Stable evidence state
v2.0.0‑rc1 represents the separated and more stable runtime and evidence line.
NQIS is the technical core behind the Nova concept. The platform is intended to make local AI work reviewable: with knowledge base, grounded chat, roles, safety boundaries, operational status, evidence and controlled release states.
v2.0.0‑rc1 represents the separated and more stable runtime and evidence line.
v2.1.1‑dev focuses on Auth/RBAC hardening, protected areas, role logic and governance for mutating actions.
NQIS is described as a local auditable assistant platform without AGI, consciousness or unlimited autonomy claims.
The current state contains several building blocks that together form a traceable local AI environment.
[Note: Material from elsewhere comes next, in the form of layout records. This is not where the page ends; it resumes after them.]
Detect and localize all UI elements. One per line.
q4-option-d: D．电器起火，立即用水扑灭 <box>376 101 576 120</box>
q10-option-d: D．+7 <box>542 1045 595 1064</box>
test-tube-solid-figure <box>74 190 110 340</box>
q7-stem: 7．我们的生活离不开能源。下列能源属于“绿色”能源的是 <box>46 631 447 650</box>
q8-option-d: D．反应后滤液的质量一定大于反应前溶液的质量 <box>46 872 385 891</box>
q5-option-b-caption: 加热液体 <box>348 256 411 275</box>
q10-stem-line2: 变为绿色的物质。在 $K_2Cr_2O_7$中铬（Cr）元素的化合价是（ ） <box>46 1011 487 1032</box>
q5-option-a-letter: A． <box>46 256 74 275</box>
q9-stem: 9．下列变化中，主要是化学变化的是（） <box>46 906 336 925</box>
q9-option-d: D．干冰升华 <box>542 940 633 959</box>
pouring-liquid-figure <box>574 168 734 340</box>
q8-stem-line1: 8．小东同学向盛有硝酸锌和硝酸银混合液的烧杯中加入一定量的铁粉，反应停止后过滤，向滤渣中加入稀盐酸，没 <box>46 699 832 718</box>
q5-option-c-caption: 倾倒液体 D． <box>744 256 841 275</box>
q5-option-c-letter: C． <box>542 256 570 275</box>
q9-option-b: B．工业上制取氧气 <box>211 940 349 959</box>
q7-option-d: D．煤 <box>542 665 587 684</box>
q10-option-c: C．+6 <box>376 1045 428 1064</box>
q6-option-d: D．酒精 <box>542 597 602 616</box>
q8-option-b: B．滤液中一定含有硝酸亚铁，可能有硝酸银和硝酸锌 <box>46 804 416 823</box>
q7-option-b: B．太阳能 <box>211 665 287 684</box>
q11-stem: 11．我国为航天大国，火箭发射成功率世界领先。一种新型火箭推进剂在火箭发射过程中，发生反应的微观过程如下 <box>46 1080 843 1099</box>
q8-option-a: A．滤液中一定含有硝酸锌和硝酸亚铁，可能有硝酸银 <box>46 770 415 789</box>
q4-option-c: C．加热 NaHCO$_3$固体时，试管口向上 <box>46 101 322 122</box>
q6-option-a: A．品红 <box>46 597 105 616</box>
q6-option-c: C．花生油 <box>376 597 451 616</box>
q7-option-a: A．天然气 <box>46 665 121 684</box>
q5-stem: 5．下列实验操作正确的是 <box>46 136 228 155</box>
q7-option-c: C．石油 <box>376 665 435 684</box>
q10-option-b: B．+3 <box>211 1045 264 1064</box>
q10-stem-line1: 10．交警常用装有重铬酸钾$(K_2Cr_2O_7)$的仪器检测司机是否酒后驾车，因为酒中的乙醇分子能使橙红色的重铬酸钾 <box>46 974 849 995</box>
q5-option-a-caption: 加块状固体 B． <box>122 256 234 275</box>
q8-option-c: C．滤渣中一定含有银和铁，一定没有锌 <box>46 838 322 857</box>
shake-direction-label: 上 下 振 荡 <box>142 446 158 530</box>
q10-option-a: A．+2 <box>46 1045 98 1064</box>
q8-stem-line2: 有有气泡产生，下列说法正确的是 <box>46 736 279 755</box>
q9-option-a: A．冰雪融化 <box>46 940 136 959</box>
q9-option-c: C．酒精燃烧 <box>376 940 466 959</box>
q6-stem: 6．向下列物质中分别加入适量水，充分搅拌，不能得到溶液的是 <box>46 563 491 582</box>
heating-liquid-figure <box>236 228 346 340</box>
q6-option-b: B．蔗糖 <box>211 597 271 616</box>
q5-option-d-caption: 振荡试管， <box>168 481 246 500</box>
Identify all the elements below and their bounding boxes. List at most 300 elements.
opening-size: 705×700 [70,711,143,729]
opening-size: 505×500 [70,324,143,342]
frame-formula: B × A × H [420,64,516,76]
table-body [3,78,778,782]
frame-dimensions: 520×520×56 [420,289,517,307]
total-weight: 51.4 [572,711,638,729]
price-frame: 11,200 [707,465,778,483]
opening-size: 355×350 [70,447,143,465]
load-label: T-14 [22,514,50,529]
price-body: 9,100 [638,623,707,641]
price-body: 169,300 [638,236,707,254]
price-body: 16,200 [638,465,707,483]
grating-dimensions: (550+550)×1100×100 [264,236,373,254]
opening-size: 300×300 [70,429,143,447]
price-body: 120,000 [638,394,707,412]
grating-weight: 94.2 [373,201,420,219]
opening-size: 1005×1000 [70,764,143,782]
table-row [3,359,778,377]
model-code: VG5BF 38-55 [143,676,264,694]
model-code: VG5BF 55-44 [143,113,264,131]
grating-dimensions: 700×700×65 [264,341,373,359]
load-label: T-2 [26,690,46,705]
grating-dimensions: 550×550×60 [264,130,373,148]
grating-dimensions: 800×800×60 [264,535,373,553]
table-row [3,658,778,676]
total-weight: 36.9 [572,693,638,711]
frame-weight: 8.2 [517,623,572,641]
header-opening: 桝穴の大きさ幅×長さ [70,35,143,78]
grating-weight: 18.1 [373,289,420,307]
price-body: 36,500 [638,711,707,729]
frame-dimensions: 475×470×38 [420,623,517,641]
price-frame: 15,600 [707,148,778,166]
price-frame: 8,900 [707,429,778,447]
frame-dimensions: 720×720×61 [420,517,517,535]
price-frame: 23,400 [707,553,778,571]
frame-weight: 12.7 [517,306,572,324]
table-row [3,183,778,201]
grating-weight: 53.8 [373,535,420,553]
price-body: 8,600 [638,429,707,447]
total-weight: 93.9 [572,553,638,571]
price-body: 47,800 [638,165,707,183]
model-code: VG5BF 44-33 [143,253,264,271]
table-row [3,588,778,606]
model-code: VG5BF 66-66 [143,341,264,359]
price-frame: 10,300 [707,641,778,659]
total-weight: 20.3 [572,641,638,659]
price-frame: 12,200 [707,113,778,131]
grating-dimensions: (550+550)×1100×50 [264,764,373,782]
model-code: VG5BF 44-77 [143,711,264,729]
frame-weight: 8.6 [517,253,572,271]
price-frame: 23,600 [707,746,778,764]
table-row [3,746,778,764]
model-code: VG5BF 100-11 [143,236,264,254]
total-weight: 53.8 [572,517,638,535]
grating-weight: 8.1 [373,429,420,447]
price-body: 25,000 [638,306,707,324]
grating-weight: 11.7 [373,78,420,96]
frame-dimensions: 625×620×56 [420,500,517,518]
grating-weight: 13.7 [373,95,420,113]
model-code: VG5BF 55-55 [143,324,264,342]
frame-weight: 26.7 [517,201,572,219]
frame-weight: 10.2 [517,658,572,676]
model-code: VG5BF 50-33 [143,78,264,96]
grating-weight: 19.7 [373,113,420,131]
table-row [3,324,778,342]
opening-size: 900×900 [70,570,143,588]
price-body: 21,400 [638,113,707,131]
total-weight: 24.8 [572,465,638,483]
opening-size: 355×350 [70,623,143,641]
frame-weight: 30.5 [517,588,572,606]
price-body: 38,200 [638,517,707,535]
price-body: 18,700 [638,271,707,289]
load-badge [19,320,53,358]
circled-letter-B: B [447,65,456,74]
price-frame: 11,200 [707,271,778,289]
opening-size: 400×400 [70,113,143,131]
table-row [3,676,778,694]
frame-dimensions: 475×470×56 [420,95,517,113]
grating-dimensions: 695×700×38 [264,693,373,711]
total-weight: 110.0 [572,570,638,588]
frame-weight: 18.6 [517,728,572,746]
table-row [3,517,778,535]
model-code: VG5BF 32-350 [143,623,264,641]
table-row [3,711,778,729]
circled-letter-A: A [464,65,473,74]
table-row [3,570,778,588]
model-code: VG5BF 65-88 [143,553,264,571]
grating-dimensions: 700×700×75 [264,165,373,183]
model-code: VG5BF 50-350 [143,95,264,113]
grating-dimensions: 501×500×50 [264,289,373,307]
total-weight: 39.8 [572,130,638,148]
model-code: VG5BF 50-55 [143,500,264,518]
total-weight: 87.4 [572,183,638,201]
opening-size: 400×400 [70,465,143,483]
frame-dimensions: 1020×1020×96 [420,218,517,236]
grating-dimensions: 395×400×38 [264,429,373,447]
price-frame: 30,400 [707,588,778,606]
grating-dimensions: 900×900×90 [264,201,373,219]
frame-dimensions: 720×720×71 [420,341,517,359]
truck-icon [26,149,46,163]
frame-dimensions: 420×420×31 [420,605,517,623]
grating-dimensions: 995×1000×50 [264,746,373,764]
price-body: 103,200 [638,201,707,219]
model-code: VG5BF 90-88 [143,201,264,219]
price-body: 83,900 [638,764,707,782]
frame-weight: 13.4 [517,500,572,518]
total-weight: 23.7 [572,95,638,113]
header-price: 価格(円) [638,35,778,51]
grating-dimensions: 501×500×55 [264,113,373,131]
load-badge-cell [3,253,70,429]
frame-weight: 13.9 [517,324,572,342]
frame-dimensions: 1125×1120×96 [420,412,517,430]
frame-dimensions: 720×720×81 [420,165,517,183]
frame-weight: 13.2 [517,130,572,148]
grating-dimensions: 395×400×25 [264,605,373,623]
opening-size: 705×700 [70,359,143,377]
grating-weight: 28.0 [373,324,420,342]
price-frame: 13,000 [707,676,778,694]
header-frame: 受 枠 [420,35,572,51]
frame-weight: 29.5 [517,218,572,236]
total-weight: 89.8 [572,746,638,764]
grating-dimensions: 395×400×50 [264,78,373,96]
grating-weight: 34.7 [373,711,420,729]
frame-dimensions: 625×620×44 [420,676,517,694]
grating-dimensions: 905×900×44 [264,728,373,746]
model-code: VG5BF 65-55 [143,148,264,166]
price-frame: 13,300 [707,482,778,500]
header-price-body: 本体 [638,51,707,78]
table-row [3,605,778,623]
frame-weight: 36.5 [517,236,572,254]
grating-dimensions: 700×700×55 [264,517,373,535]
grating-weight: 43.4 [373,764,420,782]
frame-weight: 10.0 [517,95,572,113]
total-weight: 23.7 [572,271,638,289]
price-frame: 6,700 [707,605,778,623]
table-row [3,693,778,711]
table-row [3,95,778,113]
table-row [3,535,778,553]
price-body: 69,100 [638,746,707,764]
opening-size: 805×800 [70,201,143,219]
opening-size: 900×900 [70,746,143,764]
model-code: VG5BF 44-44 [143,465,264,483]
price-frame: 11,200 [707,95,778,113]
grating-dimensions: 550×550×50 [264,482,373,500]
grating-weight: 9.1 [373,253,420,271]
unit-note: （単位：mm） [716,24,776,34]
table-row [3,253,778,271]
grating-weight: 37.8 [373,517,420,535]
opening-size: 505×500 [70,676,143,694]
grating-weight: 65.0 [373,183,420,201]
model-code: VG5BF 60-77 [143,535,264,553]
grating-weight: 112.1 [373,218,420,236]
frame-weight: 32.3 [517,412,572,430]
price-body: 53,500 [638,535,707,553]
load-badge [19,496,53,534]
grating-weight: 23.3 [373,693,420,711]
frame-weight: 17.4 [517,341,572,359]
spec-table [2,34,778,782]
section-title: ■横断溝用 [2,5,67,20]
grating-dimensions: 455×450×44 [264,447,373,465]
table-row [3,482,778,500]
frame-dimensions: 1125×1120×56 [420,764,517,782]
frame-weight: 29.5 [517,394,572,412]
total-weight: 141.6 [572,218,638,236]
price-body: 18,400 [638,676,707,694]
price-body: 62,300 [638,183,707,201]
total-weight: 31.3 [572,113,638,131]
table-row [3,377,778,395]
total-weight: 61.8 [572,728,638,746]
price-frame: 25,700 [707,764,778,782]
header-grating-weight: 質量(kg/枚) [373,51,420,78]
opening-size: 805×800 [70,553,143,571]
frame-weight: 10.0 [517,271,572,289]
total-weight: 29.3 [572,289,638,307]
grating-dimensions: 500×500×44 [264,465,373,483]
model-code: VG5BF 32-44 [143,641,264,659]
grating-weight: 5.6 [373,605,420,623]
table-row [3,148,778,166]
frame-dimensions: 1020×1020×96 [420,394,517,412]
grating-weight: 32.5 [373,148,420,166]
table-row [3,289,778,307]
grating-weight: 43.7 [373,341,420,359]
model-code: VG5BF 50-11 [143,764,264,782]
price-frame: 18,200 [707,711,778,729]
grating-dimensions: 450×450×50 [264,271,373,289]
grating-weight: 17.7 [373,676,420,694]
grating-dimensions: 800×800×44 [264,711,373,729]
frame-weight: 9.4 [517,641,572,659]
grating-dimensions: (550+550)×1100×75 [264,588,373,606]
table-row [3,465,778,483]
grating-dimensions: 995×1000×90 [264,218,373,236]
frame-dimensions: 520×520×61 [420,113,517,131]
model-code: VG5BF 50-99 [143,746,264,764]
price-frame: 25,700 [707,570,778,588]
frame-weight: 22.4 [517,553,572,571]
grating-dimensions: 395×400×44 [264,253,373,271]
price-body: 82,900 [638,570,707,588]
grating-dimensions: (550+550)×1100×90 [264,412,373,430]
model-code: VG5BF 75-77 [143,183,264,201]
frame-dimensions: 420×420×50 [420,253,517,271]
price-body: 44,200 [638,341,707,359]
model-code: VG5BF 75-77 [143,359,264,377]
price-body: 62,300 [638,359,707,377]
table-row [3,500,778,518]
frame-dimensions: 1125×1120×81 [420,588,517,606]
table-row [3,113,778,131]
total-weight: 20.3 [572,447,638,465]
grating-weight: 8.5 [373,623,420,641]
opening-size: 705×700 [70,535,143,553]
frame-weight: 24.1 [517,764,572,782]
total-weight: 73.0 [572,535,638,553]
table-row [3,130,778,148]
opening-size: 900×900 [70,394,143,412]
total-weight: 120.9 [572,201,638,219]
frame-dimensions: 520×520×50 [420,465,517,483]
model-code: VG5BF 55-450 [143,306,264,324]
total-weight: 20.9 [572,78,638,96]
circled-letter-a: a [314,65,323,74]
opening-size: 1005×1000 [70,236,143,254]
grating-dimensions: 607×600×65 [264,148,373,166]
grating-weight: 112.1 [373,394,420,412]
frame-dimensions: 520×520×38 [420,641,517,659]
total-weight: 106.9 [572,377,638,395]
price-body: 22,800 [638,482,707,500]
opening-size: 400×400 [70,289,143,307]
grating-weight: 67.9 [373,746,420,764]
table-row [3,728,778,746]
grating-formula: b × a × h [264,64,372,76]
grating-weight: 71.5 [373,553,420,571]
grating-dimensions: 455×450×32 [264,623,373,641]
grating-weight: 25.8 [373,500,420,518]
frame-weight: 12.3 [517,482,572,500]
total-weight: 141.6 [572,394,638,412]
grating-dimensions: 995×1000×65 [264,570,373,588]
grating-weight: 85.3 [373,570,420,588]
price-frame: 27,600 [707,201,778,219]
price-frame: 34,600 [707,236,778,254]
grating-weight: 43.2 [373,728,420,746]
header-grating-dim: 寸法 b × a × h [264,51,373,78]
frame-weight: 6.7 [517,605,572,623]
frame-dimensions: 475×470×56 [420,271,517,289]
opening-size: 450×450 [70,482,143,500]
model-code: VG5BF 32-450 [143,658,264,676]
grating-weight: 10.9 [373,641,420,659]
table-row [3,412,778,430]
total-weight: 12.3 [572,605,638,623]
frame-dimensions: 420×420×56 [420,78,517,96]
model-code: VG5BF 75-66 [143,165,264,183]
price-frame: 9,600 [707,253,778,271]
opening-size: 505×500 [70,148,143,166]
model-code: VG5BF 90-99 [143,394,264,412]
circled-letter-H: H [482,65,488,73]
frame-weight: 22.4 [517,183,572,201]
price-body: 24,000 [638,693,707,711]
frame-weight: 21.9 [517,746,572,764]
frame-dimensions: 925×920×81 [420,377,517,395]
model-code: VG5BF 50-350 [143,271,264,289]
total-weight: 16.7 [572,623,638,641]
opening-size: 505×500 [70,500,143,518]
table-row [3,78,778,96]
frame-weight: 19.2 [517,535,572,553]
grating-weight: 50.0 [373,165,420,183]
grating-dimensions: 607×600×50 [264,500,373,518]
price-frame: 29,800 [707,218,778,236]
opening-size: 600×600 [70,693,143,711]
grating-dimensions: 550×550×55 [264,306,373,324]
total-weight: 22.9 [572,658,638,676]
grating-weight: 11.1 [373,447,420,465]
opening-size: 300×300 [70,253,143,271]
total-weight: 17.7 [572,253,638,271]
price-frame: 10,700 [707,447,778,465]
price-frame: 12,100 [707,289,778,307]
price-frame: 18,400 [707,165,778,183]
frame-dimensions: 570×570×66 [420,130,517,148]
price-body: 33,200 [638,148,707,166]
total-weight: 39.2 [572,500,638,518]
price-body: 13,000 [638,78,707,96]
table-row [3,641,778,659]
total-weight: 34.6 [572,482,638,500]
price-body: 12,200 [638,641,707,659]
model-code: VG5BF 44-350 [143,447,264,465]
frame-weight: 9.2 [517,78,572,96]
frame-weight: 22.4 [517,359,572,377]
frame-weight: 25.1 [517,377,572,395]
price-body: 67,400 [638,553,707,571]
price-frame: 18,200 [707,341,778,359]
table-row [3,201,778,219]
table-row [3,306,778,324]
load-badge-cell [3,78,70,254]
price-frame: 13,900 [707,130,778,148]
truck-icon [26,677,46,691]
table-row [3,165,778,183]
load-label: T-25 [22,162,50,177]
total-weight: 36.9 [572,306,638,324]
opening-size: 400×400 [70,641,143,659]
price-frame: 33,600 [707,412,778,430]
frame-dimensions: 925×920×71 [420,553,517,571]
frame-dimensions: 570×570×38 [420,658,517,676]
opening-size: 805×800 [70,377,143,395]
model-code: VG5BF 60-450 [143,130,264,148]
The important part is not only that an answer is generated, but how it is derived, which sources were used, which role is allowed to access it and which change remains traceable later.
NQIS is not a single chatbot. It is an orchestration and governance layer for local AI work. Memory, knowledge, API, dashboard, safety, evidence and release processes work together.
| Layer | Task | Value |
|---|---|---|
| Memory & Knowledge | Provide sources, chunks, claims and concepts in structured form. | Answers can rely on traceable context. |
| Grounded Chat | Retrieve relevant sources and derive answers from them. | Reduces hallucinations and makes uncertainty visible. |
| Ops & Dashboard | Show health, readiness, workers, status, logs and evidence. | Operation, diagnosis and maintenance remain reviewable. |
| Auth/RBAC | Enforce roles, permissions and protected areas. | Not every role may view or modify everything. |
| Safety & Governance | Apply risk gates, STOP_ALL, blocked shell execution and approvals. | Automation remains controlled and auditable. |
| Release & Evidence | Document checks, freeze packages, checksums and restore probes. | Changes become measurable, comparable and reversible. |
Grounded chat means that an answer should not be free text generated without context. Relevant knowledge and memory chunks are retrieved first. If sufficient context exists, the answer is derived from it. If evidence is missing, cautious refusal is safer than an invented claim.
This approach is especially important for current, technical or security-relevant questions. It does not eliminate all errors, but it provides a better basis for review, diagnosis and trust.
Role logic separates reading, reviewing and mutating access. A dashboard may display information without automatically triggering productive actions. Mutating actions require stronger boundaries because they can change system state.
The goal is an assistant that can help without acting uncontrolled. Direct shell execution from model output therefore remains blocked by default.
The target picture is that Nova agents, scripts and tools are reviewed by NQIS before productive execution. Safety, quality, compatibility, testability, auditability and governance conformity are evaluated.
Shell and Python scripts are analyzed before execution. Risky patterns, missing error handling or unclear side effects are marked.
Changes should only be promoted after review, evidence and optional manual approval.
Every change is considered against a baseline. A return path must exist when quality regresses.